Tak jest aktualnie w przypadku PSX. Najlepsze gry na szaraka są dużo droższe od gier na PS2. Spyro, CTR, Medievil i inne podobnej klasy gry są w cenie. Klasykę pokroju "Metal Gear Solid" czy "Silent hill" ciężko kupić poniżej 100zł.
Liczba postów: 3153
Liczba wątków: 69
Dołączył: 17-01-2010
To prawda że obecnie mamy okres kiedy gry na PS2 są chyba najtańsze w historii. Nawet dobrze zachowane wersje kolekcjonerskie w wersjach Metal Box kosztują ułamek i ceny więc na pewno warto je zbierać ponieważ dużo tańsze nie będą. Pytanie tego tematu nie jest w sumie tak proste gdyż o ile większość z nas deklaruje że bardzo chętnie zrezygnowała by z przeróbek o tyle nie jesteśmy w stanie powiedzieć czy gry na czarnulkę były by tak tanie jak obecnie gdyby nie było tak bardzo rozwiniętej szarej strefy gier.
Playstation 2 Slim SCPH-77004, 3xDS2, FMCB
Inne konsole: SMS II, MegaDrive, PSOne, Dreamcast, Xbox, Xbox 360
Liczba postów: 104
Liczba wątków: 11
Dołączył: 18-12-2010
Ja tak samo PS2 miałbym bo i tak praktycznie piratów nie używam z powodu zepsutej stacji dysków w komputerze a dodatkowo gry na tą konsolę są bardzo i to bardzo tanie z wyjątkiem gier z takimi wielkimi bajerami jak gitara do Guitar Hero, perkusja czy coś w tym rodzaju a tak to nawet wygrzebując oszczędności ze skarbonki albo groszaki z miesiąca mamy już jedną grę w kieszonce
![[Obrazek: beznazwyjo.png]](http://img198.imageshack.us/img198/2839/beznazwyjo.png)

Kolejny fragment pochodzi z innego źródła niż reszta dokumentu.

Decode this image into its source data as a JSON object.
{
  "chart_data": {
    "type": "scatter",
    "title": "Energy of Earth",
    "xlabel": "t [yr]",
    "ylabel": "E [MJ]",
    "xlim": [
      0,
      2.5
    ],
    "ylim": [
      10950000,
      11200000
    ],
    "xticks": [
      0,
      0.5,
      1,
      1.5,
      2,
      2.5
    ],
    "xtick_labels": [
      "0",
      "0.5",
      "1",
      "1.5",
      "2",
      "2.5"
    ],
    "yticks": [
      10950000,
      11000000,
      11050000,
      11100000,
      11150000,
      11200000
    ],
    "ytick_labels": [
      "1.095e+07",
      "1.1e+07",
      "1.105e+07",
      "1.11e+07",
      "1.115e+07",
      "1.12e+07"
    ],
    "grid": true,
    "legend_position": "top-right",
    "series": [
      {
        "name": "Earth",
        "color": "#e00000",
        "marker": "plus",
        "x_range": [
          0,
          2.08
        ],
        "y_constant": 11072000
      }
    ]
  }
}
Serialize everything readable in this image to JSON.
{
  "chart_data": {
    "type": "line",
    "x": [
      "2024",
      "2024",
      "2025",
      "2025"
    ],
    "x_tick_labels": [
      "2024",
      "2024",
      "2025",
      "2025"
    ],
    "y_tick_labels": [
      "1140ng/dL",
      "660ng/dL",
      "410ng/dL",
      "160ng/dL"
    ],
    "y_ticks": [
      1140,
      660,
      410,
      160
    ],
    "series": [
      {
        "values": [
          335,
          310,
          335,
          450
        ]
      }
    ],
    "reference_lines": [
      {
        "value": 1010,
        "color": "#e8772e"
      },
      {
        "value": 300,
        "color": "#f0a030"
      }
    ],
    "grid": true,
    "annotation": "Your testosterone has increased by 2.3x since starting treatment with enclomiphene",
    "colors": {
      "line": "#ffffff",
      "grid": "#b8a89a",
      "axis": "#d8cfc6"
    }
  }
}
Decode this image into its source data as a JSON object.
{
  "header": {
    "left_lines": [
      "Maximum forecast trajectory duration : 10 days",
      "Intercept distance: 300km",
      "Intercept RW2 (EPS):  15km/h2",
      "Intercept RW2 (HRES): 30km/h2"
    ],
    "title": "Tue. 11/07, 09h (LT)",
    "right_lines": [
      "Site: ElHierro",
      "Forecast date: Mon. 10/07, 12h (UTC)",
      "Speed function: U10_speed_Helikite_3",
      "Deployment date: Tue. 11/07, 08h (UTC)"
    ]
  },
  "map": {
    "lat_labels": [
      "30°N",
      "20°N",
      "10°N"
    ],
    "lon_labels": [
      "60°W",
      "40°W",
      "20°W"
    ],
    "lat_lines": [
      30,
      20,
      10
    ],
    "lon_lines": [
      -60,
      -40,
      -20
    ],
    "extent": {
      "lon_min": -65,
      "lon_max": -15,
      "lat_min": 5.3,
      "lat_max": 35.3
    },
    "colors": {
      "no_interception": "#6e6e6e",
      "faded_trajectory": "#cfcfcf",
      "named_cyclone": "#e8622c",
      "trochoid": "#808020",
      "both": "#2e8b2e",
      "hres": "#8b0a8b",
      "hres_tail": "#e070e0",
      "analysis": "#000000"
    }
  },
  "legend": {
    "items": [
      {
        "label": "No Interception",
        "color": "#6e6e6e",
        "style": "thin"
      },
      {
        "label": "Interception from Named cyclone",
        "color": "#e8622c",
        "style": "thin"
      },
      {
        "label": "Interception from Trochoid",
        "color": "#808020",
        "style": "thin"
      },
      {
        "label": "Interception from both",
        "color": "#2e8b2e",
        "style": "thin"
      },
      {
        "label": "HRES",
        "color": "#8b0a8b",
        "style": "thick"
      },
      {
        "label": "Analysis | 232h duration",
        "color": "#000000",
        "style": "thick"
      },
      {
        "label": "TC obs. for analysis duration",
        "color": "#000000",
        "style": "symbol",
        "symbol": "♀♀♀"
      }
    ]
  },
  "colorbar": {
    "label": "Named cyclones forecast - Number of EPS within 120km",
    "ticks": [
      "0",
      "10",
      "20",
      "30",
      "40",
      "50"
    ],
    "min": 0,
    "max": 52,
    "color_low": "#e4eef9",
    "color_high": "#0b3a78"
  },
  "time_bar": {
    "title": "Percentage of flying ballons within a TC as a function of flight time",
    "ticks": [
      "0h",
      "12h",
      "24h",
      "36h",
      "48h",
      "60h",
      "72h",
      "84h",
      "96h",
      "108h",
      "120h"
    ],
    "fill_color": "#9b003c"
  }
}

Gibson Les Paul Zakk Wylde Buzzsaw Custom Orange Studio...
Fight For Thor...
Liczba postów: 1538
Liczba wątków: 534
Dołączył: 02-08-2012
Aktualnie jestem posiadaczem nieprzerobionej konsoli, a to głównie ze względu na moje postanowienie polegające na tym, że będę kupował wyłącznie oryginały. Posiadam już konsolę od ponad roku i póki co ograłem tylko 13 gier. Podejrzewam, że gdybym miał przerobioną konsolę, to liznąłbym już większość klasyków i tytułów uznanych przez społeczność graczy PS2. Oczywiście nie jestem jakimś świętoszkiem, który sprzeciwia się piractwu, bowiem czasami miewam myśli żeby przerobić swoją czarnulkę, ale bardzo szybko wychodzi mi to z głowy.

Nadal na PC jestem po tej ciemnej stronie mocy i zamiast gier pobieram filmy oraz programy (o muzyce nie wspominam, bo od tego mamy serwis YouTube). Żyjemy w takim kraju, gdzie patrząc na ceny różnych produktów (nie tylko gier) można bardzo szybko wyrachować i wywnioskować skąd się wzięło piractwo.
Liczba postów: 79
Liczba wątków: 10
Dołączył: 09-09-2012
Tak! naturalnie nie wyrzucił bym jej , nawet bym jej nie schował , składał bym kase na gry i gitara ! ;D
Liczba postów: 1538
Liczba wątków: 534
Dołączył: 02-08-2012
Prawdę mówiąc nie ma czego podziwiać. Dużo łatwiej jest budować kolekcję oryginałów na nieprzerobionej konsoli, niż robienie tego na przerobionej - nie korci mnie tak, jak to było w przypadku PC. Po kupnie pierwszego w życiu oryginału, którym było "Rome: Total War - Antologia" pomyślałem sobie, że kolekcja oryginałów to fajna rzecz, na której od czasu do czasu można zawiesić oko z sentymentem. Z wiadomych względów kolekcja nie powstała (po "Rome: Total War" kupiłem tylko jedną grę PC - "Soldiers: Ludzie Honoru"), a ja nadal wchodziłem na różnej maści fora warezowe i pobierałem gry z internetu. Po prostu jak wspomniałem na początku korciło mnie by w coś zagrać i zamiast kupić jakąś grę (miałem nawet odłożone fundusze) pobierałem je hurtowo z sieci. W pewnym sensie jest to idealny przykład na to, że aspekt finansowy niekoniecznie wpływa na zjawisko piractwa. W moim przypadku była to po prostu wygoda - ściągnę grę za 2 godziny żeby nie musieć czekać kilku dni na przesyłkę.